Uma homenagem à mulher-mãe!

"E num dia de bendita magia, numa explosão de luz e flor, num parto sadio e sem dor, é capaz, bem capaz, que uma mulher da minha terra consiga parir a paz. Benditas mulheres." Rose Busko

domingo, 11 de julho de 2010

Cerimônia do Nascimento

Uma celebração da cerimônia do nascimento e não um procedimento médico - assim deve ser o parto, segundo os adeptos da medicina humanizada. 

Para a mãe, o parto. Para o bebê, o nascimento. 
Para cada ponto de vista, um sentido totalmente diferente e único.


O Parto Laboyer é um dos exemplos de renovação do ritual do nascimento e vem sendo apontado por psicanalistas como um meio de reduzir o “trauma” que significa para o bebê a saída do útero materno.

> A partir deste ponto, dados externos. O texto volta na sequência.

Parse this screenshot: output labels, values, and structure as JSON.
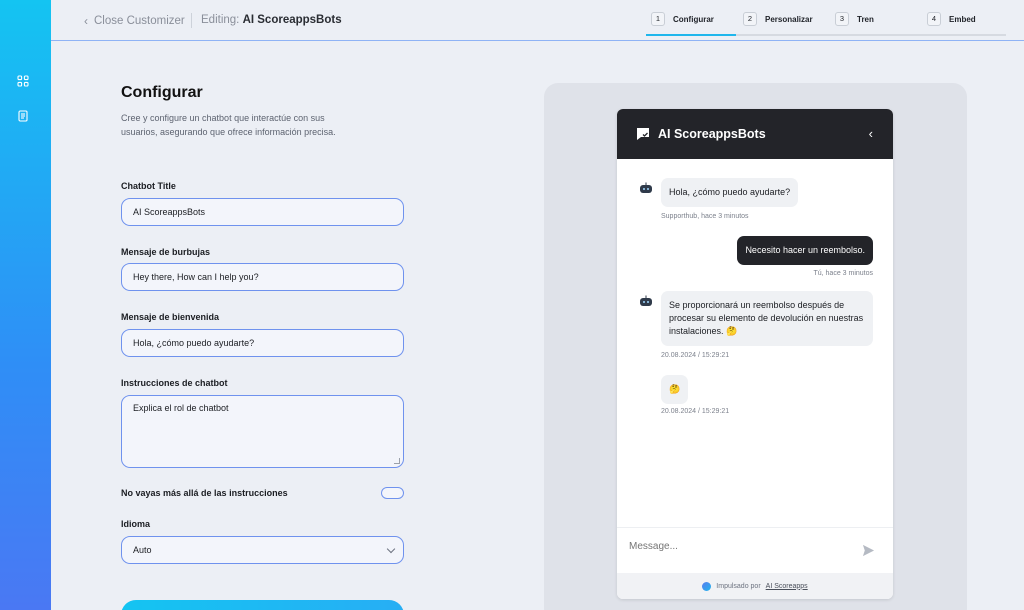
{
  "header": {
    "close_label": "Close Customizer",
    "editing_prefix": "Editing:",
    "editing_name": "AI ScoreappsBots"
  },
  "steps": [
    {
      "num": "1",
      "label": "Configurar"
    },
    {
      "num": "2",
      "label": "Personalizar"
    },
    {
      "num": "3",
      "label": "Tren"
    },
    {
      "num": "4",
      "label": "Embed"
    }
  ],
  "form": {
    "title": "Configurar",
    "description": "Cree y configure un chatbot que interactúe con sus usuarios, asegurando que ofrece información precisa.",
    "chatbot_title_label": "Chatbot Title",
    "chatbot_title_value": "AI ScoreappsBots",
    "bubble_label": "Mensaje de burbujas",
    "bubble_value": "Hey there, How can I help you?",
    "welcome_label": "Mensaje de bienvenida",
    "welcome_value": "Hola, ¿cómo puedo ayudarte?",
    "instructions_label": "Instrucciones de chatbot",
    "instructions_value": "Explica el rol de chatbot",
    "toggle_label": "No vayas más allá de las instrucciones",
    "language_label": "Idioma",
    "language_value": "Auto"
  },
  "chat": {
    "title": "AI ScoreappsBots",
    "messages": [
      {
        "text": "Hola, ¿cómo puedo ayudarte?",
        "meta": "Supporthub, hace 3 minutos"
      },
      {
        "text": "Necesito hacer un reembolso.",
        "meta": "Tú, hace 3 minutos"
      },
      {
        "text": "Se proporcionará un reembolso después de procesar su elemento de devolución en nuestras instalaciones. 🤔",
        "meta": "20.08.2024 / 15:29:21"
      },
      {
        "text": "🤔",
        "meta": "20.08.2024 / 15:29:21"
      }
    ],
    "input_placeholder": "Message...",
    "footer_prefix": "Impulsado por",
    "footer_link": "AI Scoreapps"
  },
  "colors": {
    "accent": "#1fb6ec",
    "input_border": "#6f92ee",
    "chat_dark": "#232429"
  },
  "icons": {
    "rail": [
      "grid-icon",
      "document-icon"
    ],
    "chat_logo": "chat-bubble-icon",
    "send": "send-icon"
  }
}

Estudos realizados em “Bebes-Leboyer” defendem que esse tipo de parto gera crianças mais seguras, autônomas precocemente e emocionalmente equilibradas.

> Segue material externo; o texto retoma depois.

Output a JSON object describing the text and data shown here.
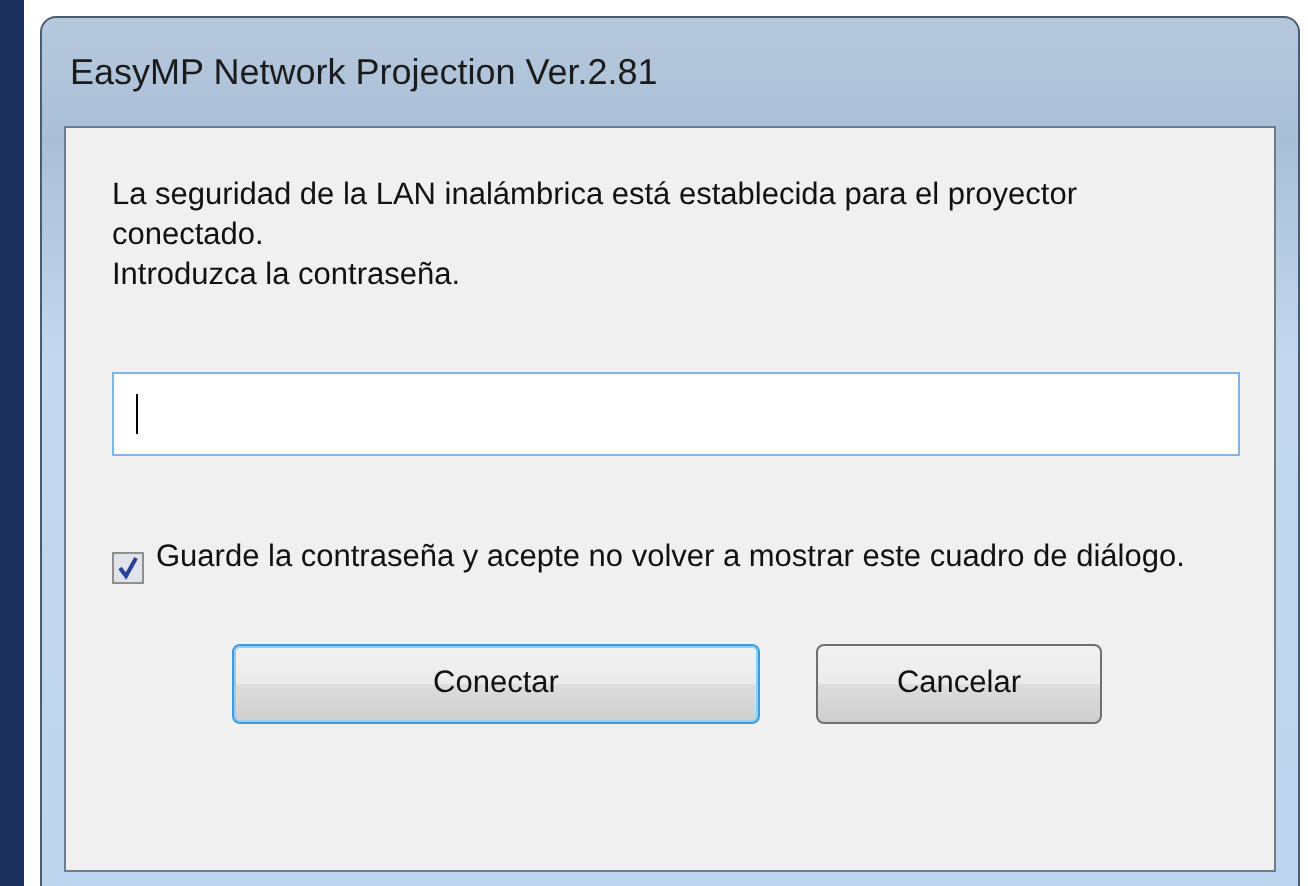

Criado pelo médico francês Frédérick Leboyer, que foi o primeiro a dar a devida importância ao bebe e ao vínculo entre mãe e recém-nascido, no momento do nascimento, este método ganhou adeptos no mundo inteiro, chegando ao Brasil pela primeira vez em 1974, pelas mãos do obstetra paulista Claudio Basbaum.

Além do parto Leboyer, o parto na água, de cócoras, natural e sem dor são outras opções para quem deseja fazer de seu parto uma experiência única e memorável, dando a seu bebê uma transição prazerosa entre a vida uterina e o mundo exterior.

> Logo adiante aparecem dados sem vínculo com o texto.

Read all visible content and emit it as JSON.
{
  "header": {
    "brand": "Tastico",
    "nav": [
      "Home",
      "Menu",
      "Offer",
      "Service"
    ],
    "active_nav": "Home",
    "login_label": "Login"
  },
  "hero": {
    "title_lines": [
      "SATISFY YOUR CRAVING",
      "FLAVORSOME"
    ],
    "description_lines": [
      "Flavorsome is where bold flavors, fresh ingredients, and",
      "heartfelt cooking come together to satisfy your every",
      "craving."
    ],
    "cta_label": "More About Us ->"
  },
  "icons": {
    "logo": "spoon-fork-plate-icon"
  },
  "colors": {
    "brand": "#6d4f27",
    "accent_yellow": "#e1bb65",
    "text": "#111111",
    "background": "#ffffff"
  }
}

Mas se encontrar um método que se adequá aquilo que você imaginou como ideal para a chegada de seu bebê já não é tarefa fácil, imagine então encontrar um médico que concorde com ele.

Os partos começaram a ocorrer em hospitais a partir da década de 40. A partir daí, foram classificados em dois tipos: normal e cesariana, ambos realizados sob os cuidados médicos e com a mulher deitada - ou seja, na posição ginecológica horizontal clássica, e com as pernas apoiadas em perneiras.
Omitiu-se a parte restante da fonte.